3. Aux termes de l'article R. 425-11 du même code : " Pour l'application de l'article L. 425-9, le préfet délivre la carte de séjour temporaire portant la mention " vie privée et familiale " au vu d'un avis émis par un collège de médecins à compétence nationale de l'Office français de l'immigration et de l'intégration. L'avis est émis dans les conditions fixées par arrêté du ministre chargé de l'immigration et du ministre chargé de la santé au vu, d'une part, d'un rapport médical établi par un médecin de l'office et, d'autre part, des informations disponibles sur les possibilités de bénéficier effectivement d'un traitement approprié dans le pays d'origine de l'intéressé. Les orientations générales mentionnées au troisième alinéa de l'article L. 425-9 sont fixées par arrêté du ministre chargé de la santé ".
4. En premier lieu, le requérant soutient que le rapport médical confidentiel adressé au collège des médecins de l'Office français de l'immigration et de l'intégration, établi le 22 novembre 2023 par le docteur E, ne retranscrit pas fidèlement le contenu du certificat médical confidentiel établi le 27 septembre 2023 par le docteur D notamment en ce qu'il ne fait pas état de sa pathologie liée à l'épilepsie, et que, par suite, une garantie procédurale a été méconnue. Toutefois, il ressort des pièces du dossier que la pathologie liée à l'épilepsie a bien été prise en compte par le collège des médecins de l'Office français de l'immigration et de l'intégration. Par suite, le requérant n'est pas fondé à soutenir que la décision serait entachée à cet égard d'un vice de procédure.

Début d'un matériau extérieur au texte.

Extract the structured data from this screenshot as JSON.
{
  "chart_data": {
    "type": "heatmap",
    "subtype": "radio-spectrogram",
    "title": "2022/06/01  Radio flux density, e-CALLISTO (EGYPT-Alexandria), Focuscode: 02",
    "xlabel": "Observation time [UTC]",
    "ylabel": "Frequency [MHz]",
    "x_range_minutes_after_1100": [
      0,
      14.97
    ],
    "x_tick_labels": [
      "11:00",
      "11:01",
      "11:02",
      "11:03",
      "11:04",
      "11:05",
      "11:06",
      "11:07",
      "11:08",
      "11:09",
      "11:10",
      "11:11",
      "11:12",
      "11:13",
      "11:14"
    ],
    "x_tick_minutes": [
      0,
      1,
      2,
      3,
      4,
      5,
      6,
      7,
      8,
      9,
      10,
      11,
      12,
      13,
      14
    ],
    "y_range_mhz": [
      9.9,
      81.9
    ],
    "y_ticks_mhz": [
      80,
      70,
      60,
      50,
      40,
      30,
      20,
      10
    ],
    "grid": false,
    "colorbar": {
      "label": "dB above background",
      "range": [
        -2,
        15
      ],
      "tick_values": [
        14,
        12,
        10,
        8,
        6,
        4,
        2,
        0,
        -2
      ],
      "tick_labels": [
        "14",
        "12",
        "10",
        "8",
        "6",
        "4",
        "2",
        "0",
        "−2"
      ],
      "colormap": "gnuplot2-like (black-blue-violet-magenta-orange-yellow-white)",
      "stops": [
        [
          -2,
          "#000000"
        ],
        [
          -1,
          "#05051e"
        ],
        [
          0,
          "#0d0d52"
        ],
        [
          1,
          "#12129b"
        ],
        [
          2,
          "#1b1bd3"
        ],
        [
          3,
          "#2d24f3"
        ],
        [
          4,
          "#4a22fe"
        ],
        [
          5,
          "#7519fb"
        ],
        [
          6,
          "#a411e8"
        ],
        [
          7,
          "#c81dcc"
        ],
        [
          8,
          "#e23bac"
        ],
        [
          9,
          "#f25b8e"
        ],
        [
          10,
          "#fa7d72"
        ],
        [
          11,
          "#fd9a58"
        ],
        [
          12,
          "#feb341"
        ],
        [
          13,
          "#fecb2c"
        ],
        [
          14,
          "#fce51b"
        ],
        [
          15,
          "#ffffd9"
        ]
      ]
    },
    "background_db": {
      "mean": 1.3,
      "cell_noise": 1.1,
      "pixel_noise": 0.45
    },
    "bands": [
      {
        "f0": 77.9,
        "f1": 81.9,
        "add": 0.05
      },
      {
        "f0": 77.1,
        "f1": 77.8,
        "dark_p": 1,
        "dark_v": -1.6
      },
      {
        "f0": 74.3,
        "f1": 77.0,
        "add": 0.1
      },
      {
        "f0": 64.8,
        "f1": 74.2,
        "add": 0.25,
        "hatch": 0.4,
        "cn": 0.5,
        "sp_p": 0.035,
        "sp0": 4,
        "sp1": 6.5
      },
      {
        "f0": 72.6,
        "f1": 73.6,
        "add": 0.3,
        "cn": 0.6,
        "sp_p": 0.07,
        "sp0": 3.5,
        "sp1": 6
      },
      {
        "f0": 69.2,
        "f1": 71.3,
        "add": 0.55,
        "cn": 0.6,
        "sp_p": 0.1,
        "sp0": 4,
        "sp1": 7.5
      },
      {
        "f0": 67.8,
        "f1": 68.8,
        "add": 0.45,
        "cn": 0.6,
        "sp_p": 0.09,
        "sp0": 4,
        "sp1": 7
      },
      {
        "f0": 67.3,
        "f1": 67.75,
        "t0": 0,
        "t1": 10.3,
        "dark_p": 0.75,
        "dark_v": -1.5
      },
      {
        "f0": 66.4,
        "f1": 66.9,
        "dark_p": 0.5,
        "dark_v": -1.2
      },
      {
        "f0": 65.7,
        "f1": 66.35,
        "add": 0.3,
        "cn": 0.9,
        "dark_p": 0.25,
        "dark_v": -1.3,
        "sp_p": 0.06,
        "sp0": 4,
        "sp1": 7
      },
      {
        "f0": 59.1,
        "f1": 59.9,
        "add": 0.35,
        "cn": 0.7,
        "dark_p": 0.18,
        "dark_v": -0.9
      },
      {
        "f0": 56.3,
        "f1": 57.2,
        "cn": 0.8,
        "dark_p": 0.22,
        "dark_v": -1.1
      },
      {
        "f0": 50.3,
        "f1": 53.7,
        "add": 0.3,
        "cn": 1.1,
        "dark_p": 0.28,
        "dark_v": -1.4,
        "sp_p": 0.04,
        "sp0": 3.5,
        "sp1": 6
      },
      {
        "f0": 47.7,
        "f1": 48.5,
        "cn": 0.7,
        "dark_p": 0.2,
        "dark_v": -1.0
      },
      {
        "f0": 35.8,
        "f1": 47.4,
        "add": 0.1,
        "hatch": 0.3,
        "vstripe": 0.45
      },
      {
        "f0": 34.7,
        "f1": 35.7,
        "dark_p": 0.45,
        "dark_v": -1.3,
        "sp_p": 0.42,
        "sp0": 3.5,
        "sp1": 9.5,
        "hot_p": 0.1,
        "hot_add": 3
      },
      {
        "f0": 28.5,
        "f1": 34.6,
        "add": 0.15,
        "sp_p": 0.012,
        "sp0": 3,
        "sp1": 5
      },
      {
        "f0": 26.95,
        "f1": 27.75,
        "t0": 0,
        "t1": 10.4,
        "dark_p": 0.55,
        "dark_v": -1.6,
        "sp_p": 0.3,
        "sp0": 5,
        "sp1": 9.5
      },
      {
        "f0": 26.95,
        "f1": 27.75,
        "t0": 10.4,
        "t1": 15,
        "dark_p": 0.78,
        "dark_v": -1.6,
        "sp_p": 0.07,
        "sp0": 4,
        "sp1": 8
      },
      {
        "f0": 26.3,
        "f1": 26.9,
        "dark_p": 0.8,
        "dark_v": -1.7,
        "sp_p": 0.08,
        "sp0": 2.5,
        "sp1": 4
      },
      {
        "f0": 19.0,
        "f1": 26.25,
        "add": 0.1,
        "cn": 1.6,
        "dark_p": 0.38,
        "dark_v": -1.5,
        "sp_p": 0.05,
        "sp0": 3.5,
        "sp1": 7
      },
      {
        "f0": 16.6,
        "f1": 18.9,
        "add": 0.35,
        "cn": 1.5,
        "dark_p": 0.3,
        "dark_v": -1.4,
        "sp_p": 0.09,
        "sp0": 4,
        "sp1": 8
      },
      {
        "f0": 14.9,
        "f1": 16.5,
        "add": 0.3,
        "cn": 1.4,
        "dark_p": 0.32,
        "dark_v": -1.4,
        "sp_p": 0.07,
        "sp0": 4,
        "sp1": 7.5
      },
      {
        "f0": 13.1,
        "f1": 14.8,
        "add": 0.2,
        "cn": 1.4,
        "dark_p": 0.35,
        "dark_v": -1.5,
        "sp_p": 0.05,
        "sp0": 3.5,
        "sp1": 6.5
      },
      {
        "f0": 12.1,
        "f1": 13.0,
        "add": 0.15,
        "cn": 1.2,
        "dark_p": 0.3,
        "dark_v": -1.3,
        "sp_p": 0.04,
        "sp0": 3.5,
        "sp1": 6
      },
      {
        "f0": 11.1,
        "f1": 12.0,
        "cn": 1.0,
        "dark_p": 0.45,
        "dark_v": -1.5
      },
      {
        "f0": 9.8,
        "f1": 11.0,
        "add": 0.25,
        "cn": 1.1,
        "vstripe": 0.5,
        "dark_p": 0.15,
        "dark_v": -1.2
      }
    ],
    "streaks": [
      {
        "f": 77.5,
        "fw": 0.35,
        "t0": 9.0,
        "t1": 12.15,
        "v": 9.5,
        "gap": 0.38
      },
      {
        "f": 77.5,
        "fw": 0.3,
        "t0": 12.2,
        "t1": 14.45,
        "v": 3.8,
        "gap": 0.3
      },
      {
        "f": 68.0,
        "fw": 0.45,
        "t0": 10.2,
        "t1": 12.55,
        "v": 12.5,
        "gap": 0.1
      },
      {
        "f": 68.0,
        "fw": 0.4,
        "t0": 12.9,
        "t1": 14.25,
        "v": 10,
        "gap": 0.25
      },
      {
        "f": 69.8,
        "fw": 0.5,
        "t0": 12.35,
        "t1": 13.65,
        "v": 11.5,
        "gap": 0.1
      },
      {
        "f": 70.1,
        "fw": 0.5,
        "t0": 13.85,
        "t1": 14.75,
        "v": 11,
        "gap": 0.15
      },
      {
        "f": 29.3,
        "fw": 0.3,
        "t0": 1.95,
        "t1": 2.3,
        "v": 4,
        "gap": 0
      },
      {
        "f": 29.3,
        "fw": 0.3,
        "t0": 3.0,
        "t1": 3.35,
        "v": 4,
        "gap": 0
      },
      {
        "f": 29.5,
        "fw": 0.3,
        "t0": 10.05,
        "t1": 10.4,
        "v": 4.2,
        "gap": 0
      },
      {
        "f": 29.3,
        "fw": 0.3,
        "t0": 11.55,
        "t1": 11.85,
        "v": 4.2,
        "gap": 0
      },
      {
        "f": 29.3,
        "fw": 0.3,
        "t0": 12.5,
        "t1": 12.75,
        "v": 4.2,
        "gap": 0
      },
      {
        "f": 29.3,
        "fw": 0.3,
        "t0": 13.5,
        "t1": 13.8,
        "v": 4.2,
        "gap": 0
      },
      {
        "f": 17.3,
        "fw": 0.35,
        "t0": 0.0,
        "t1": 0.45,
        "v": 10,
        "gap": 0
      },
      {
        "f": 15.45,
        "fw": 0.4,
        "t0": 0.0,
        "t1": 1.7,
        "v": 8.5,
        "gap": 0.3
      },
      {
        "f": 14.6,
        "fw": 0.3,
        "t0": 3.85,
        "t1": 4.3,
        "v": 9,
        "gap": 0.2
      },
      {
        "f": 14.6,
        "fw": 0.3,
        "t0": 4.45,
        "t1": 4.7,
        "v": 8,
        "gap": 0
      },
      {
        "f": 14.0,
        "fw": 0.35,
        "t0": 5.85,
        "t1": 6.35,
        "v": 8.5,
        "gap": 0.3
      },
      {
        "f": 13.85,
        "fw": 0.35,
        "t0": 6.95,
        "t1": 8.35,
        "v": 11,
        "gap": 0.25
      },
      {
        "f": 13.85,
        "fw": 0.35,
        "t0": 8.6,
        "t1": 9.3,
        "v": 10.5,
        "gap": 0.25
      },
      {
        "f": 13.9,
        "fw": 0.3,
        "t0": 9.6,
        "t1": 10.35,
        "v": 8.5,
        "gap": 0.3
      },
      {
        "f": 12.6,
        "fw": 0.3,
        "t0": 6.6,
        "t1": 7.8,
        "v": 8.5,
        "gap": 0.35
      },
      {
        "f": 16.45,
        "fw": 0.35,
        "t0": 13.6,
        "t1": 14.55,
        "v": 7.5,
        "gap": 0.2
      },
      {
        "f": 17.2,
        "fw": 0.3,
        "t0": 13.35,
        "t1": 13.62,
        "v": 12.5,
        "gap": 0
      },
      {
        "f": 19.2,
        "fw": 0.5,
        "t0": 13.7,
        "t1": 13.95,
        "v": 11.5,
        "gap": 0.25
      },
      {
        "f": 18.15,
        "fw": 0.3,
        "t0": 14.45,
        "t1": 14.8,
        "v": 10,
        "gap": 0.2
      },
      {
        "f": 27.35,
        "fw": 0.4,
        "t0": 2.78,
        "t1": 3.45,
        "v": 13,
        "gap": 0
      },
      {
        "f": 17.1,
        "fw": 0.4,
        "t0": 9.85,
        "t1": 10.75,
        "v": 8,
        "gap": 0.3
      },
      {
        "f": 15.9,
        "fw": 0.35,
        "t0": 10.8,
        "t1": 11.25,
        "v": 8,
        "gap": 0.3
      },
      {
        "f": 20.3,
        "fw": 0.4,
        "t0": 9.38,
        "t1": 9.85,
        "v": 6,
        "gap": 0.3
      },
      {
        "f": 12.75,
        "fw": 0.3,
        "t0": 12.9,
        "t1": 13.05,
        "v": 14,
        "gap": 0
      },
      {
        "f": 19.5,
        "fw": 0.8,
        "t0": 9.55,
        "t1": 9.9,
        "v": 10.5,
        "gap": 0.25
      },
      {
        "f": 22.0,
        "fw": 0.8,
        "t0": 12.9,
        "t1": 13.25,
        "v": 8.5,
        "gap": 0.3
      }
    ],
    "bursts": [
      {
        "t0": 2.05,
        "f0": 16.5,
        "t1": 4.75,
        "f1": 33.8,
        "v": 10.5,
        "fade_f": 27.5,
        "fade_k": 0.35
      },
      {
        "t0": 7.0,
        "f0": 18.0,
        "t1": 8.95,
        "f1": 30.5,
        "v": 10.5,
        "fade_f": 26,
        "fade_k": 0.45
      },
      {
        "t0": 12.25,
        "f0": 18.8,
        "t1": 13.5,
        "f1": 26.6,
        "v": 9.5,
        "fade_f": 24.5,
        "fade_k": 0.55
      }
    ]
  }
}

5. En second lieu, pour rejeter la demande de titre de séjour que M. C a sollicité en qualité d'étranger malade, le préfet des Bouches-du-Rhône a estimé, au vu de l'avis du collège de médecins de l'Office français de l'immigration et de l'intégration, que si l'état de santé de l'intéressé nécessite une prise en charge médicale, le défaut de cette prise en charge ne devrait pas entraîner de conséquences d'une exceptionnelle gravité. Il ressort des pièces du dossier que M. C, qui souffre d'un polytraumatisme consécutif à un accident de la voie publique survenu le 7 août 2019, est atteint d'une hémiparésie gauche nécessitant une rééducation à la marche par kinésithérapie et rééducation fonctionnelle, ainsi que d'une épilepsie pour laquelle il bénéficie d'une prise en charge médicamenteuse à raison d'un traitement par Keppra deux fois par jour. Par les éléments médicaux qu'il verse au dossier, M. C ne conteste pas sérieusement l'avis du collège de médecins de l'Office français de l'immigration et de l'intégration selon lequel son état de santé nécessite une prise en charge médicale dont le défaut ne devrait pas entraîner des conséquences d'une exceptionnelle gravité. Dans ces conditions, au vu des éléments versés au débat contradictoire et alors que le collège des médecins s'est prononcé au regard de l'ensemble des éléments dont il disposait, M. C n'est pas fondé à soutenir que la décision portant refus d'admission au séjour méconnaîtrait les dispositions de l'article L. 425-9 du code de l'entrée et du séjour des étrangers et du droit d'asile, ni qu'elle procéderait d'une erreur dans l'appréciation de sa situation.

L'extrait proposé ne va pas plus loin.